Israeli leaders called Iran a threat to the world today, on International Holocaust Memorial Day, and vowed the Jewish people would never again fall victim to a fanatical regime.
On January 27th, 1945, Soviet Red Army troops liberated Nazi death camp at Auschwitz, near the village of Oswiecim in southern Poland, where up to 1.5 million people, mostly Jews, perished during World War Two.
"This day not only represents a memorial day for victims, not only the pangs of conscience of humankind in the face of the incomprehensible atrocity that took place, but also of the tragedy that derived from the procrastination in taking action," Israeli president Shimon Peres told the German parliament.
"Never again ignore blood-thirsty dictators, hiding behind demagogical masks, who utter murderous slogans," he said.
Speaking in Hebrew, Mr Peres lashed out at Iran, whose President Mahmoud Ahmadinejad denies the Holocaust took place and has called for the destruction of Israel.
"The threats to annihilate a people and a nation are voiced in the shadow of weapons of mass destruction, which are held by irresponsible hands, by irrational thinking and in an untruthful language," said Mr Peres.
Israeli Prime Minister Benjamin Netanyahu also stressed the need for vigilance in comments to reporters shortly before attending a ceremony at the Auschwitz site along with Poland's leaders and government ministers from nearly 30 other countries.
"I think the tragedy of the Jewish people was that it didn't have the ability to recognise the danger in time, the ability to protect itself after recognising (the danger,)" Mr Netanyahu said.
"This situation has totally changed in the past 65 years. (We are coming here to say) we are a nation that can defend itself and also a country that is able to alert the nations of the world to the danger," he added.
Mr Peres (86) recalled the horrors of the Holocaust in his speech broadcast on German national television and how his grandfather was burned to death in a Belarus synagogue that the Nazis locked from the outside.
He also paid tribute to postwar democratic Germany's close ties with the state of Israel and he praised Iranians who protested against the outcome of last year's presidential election that saw Mr Ahmadinejad return to power.
"Like our neighbours, we identify with the millions of Iranians who revolt against dictatorship and violence," he said. The theme of the commemoration at Auschwitz, held in subzero temperatures and attended by around 150 death camp survivors, was the education of young people about the Holocaust.

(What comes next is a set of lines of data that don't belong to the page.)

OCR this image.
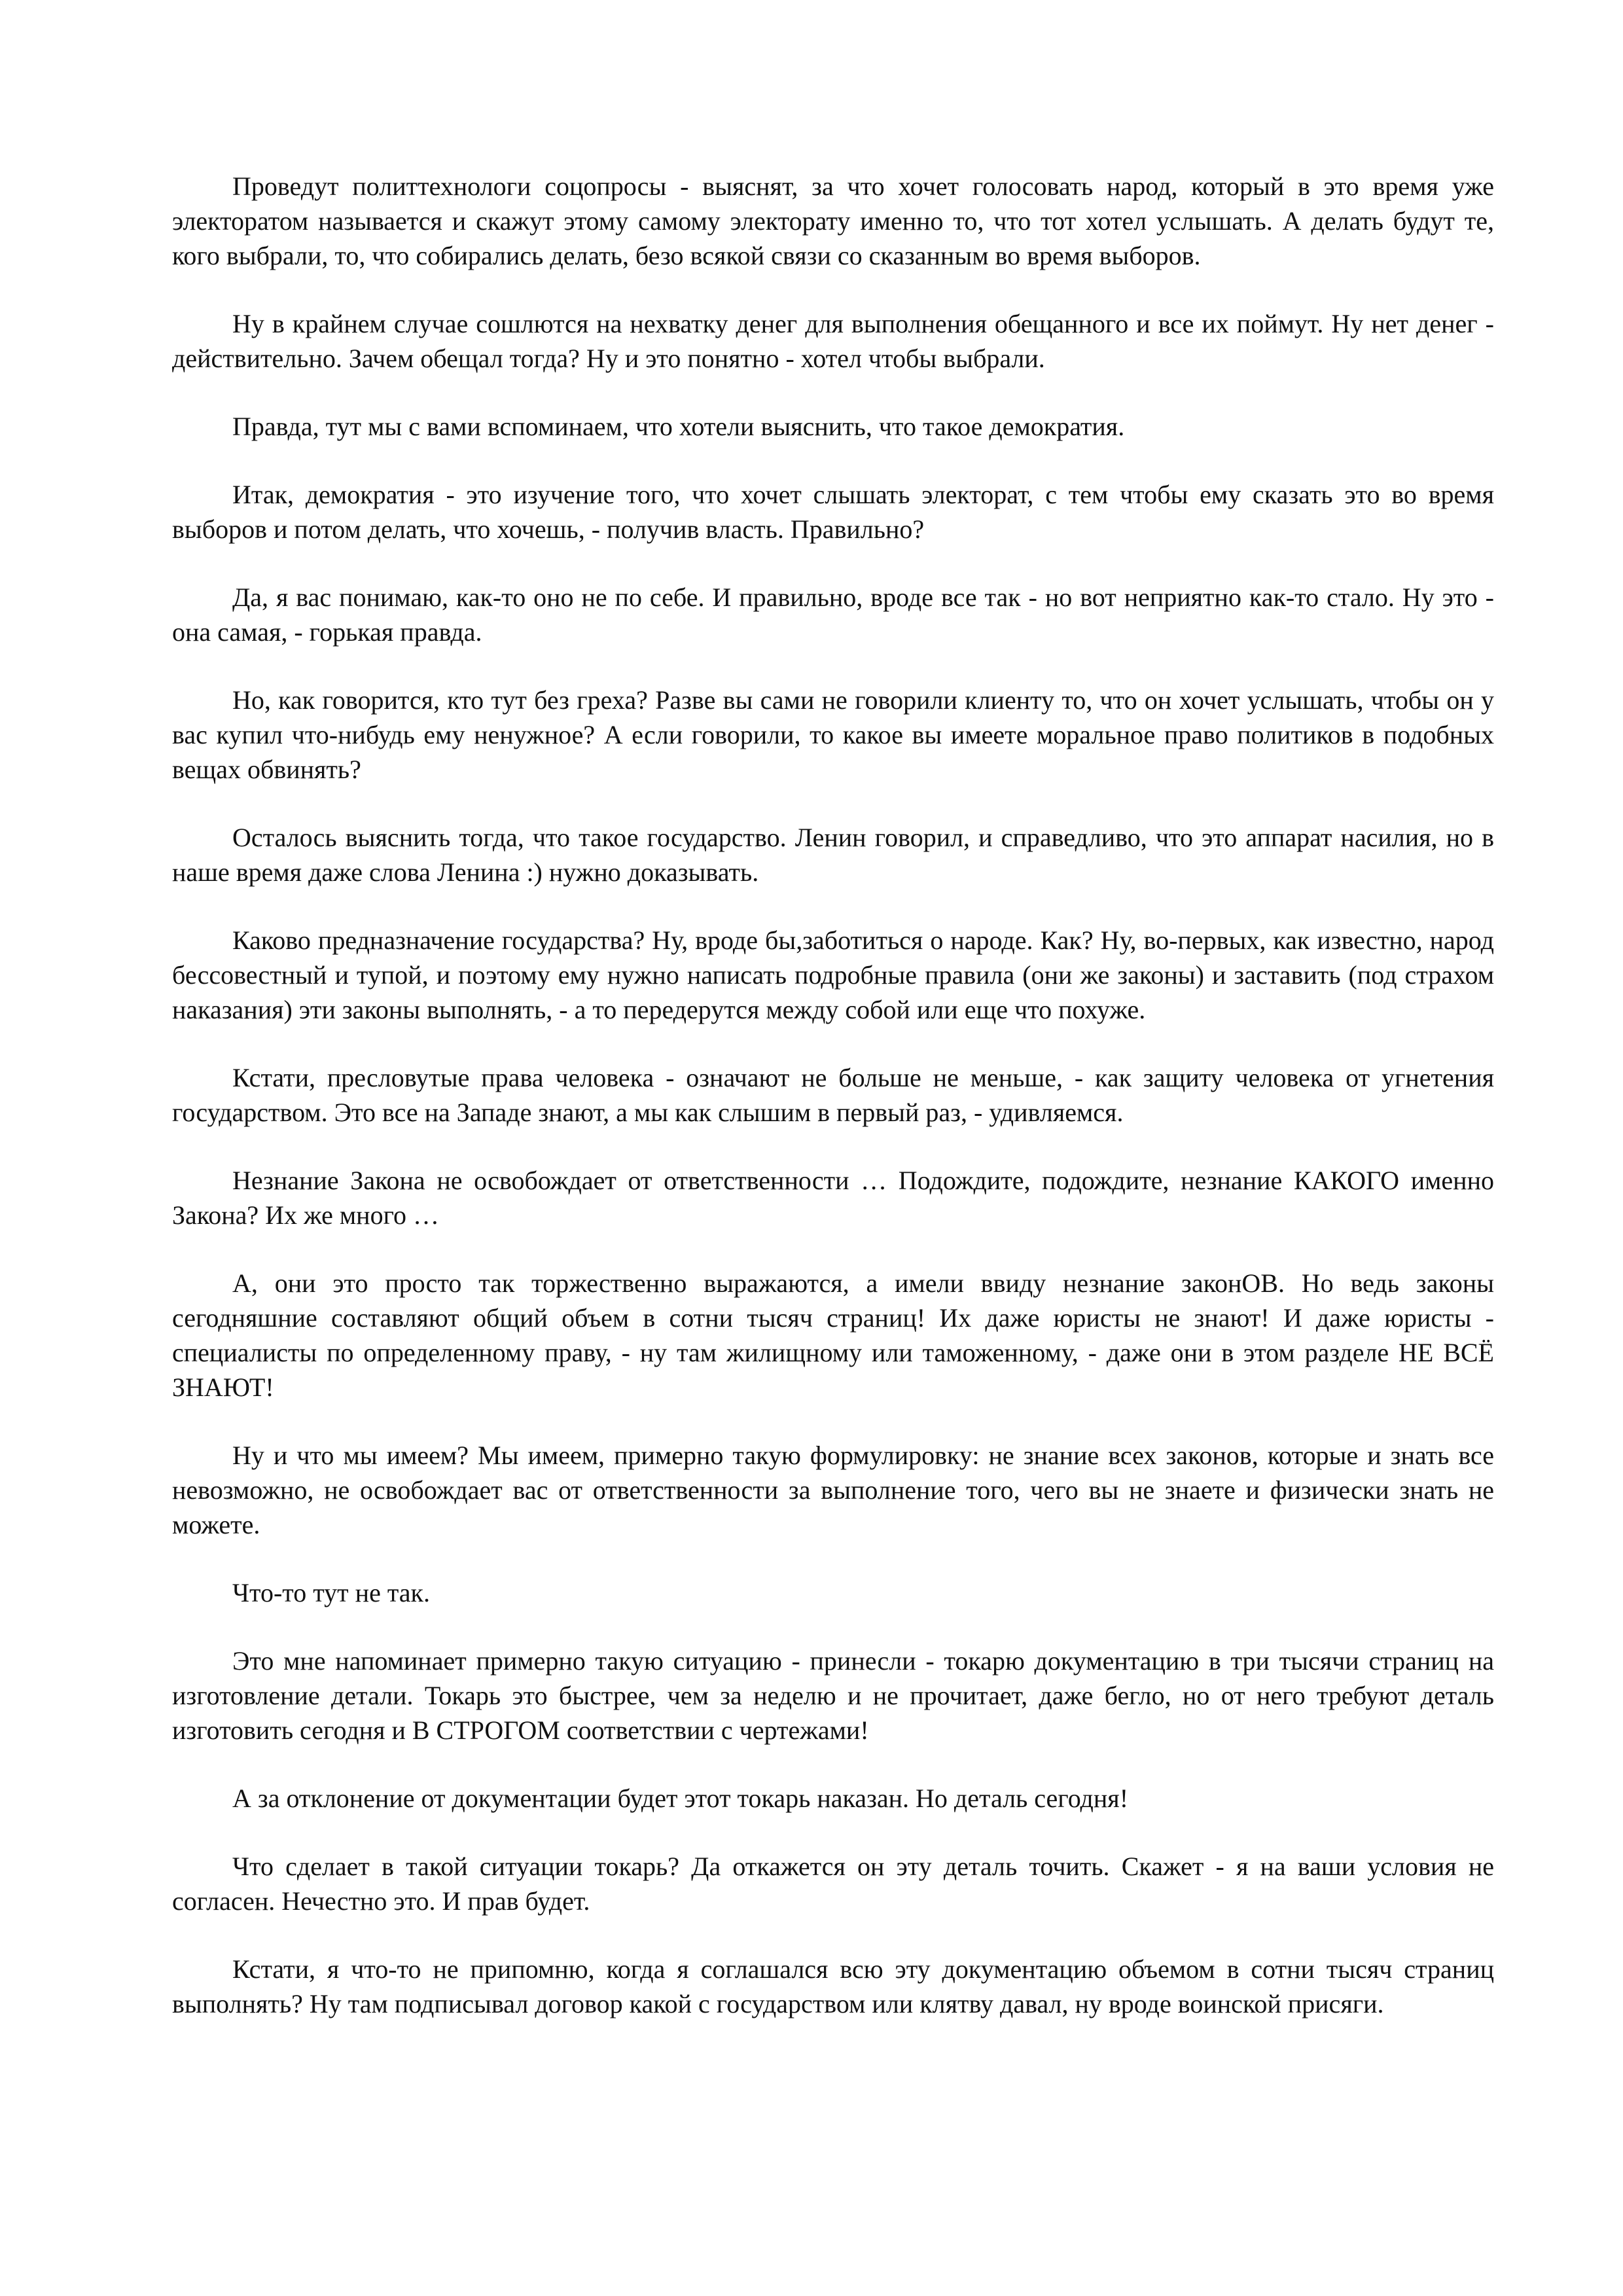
Проведут политтехнологи соцопросы - выяснят, за что хочет голосовать народ, который в это время уже электоратом называется и скажут этому самому электорату именно то, что тот хотел услышать. А делать будут те, кого выбрали, то, что собирались делать, безо всякой связи со сказанным во время выборов.

Ну в крайнем случае сошлются на нехватку денег для выполнения обещанного и все их поймут. Ну нет денег - действительно. Зачем обещал тогда? Ну и это понятно - хотел чтобы выбрали.

Правда, тут мы с вами вспоминаем, что хотели выяснить, что такое демократия.

Итак, демократия - это изучение того, что хочет слышать электорат, с тем чтобы ему сказать это во время выборов и потом делать, что хочешь, - получив власть. Правильно?

Да, я вас понимаю, как-то оно не по себе. И правильно, вроде все так - но вот неприятно как-то стало. Ну это - она самая, - горькая правда.

Но, как говорится, кто тут без греха? Разве вы сами не говорили клиенту то, что он хочет услышать, чтобы он у вас купил что-нибудь ему ненужное? А если говорили, то какое вы имеете моральное право политиков в подобных вещах обвинять?

Осталось выяснить тогда, что такое государство. Ленин говорил, и справедливо, что это аппарат насилия, но в наше время даже слова Ленина :) нужно доказывать.

Каково предназначение государства? Ну, вроде бы,заботиться о народе. Как? Ну, во-первых, как известно, народ бессовестный и тупой, и поэтому ему нужно написать подробные правила (они же законы) и заставить (под страхом наказания) эти законы выполнять, - а то передерутся между собой или еще что похуже.

Кстати, пресловутые права человека - означают не больше не меньше, - как защиту человека от угнетения государством. Это все на Западе знают, а мы как слышим в первый раз, - удивляемся.

Незнание Закона не освобождает от ответственности … Подождите, подождите, незнание КАКОГО именно Закона? Их же много …

А, они это просто так торжественно выражаются, а имели ввиду незнание законОВ. Но ведь законы сегодняшние составляют общий объем в сотни тысяч страниц! Их даже юристы не знают! И даже юристы - специалисты по определенному праву, - ну там жилищному или таможенному, - даже они в этом разделе НЕ ВСЁ ЗНАЮТ!

Ну и что мы имеем? Мы имеем, примерно такую формулировку: не знание всех законов, которые и знать все невозможно, не освобождает вас от ответственности за выполнение того, чего вы не знаете и физически знать не можете.

Что-то тут не так.

Это мне напоминает примерно такую ситуацию - принесли - токарю документацию в три тысячи страниц на изготовление детали. Токарь это быстрее, чем за неделю и не прочитает, даже бегло, но от него требуют деталь изготовить сегодня и В СТРОГОМ соответствии с чертежами!

А за отклонение от документации будет этот токарь наказан. Но деталь сегодня!

Что сделает в такой ситуации токарь? Да откажется он эту деталь точить. Скажет - я на ваши условия не согласен. Нечестно это. И прав будет.

Кстати, я что-то не припомню, когда я соглашался всю эту документацию объемом в сотни тысяч страниц выполнять? Ну там подписывал договор какой с государством или клятву давал, ну вроде воинской присяги.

"This place determined who I am today, aged nearly 90. I still have one mission - to pass on to the next generation knowledge of what happened here," camp survivor August Kowalczyk told reporters at the site. Kowalczyk, a retired actor, spent two years at the camp from 1940 and became one of the very few prisoners to escape.
In an article published in Poland's best-selling tabloid Fakt today, Polish President Lech Kaczynski stressed the importance of education in helping to ensure Nazi-style atrocities do not recur.
"By focusing on education, we protect the future of our societies and countries from repeating the same nightmare of totalitarian manipulation which led to the establishment of such places as Auschwitz-Birkenau," he wrote.
Jewish groups have expressed concern about what they see as a rise in anti-Semitism and other forms of xenophobia and racism in some European countries and have called for increased education about the Holocaust.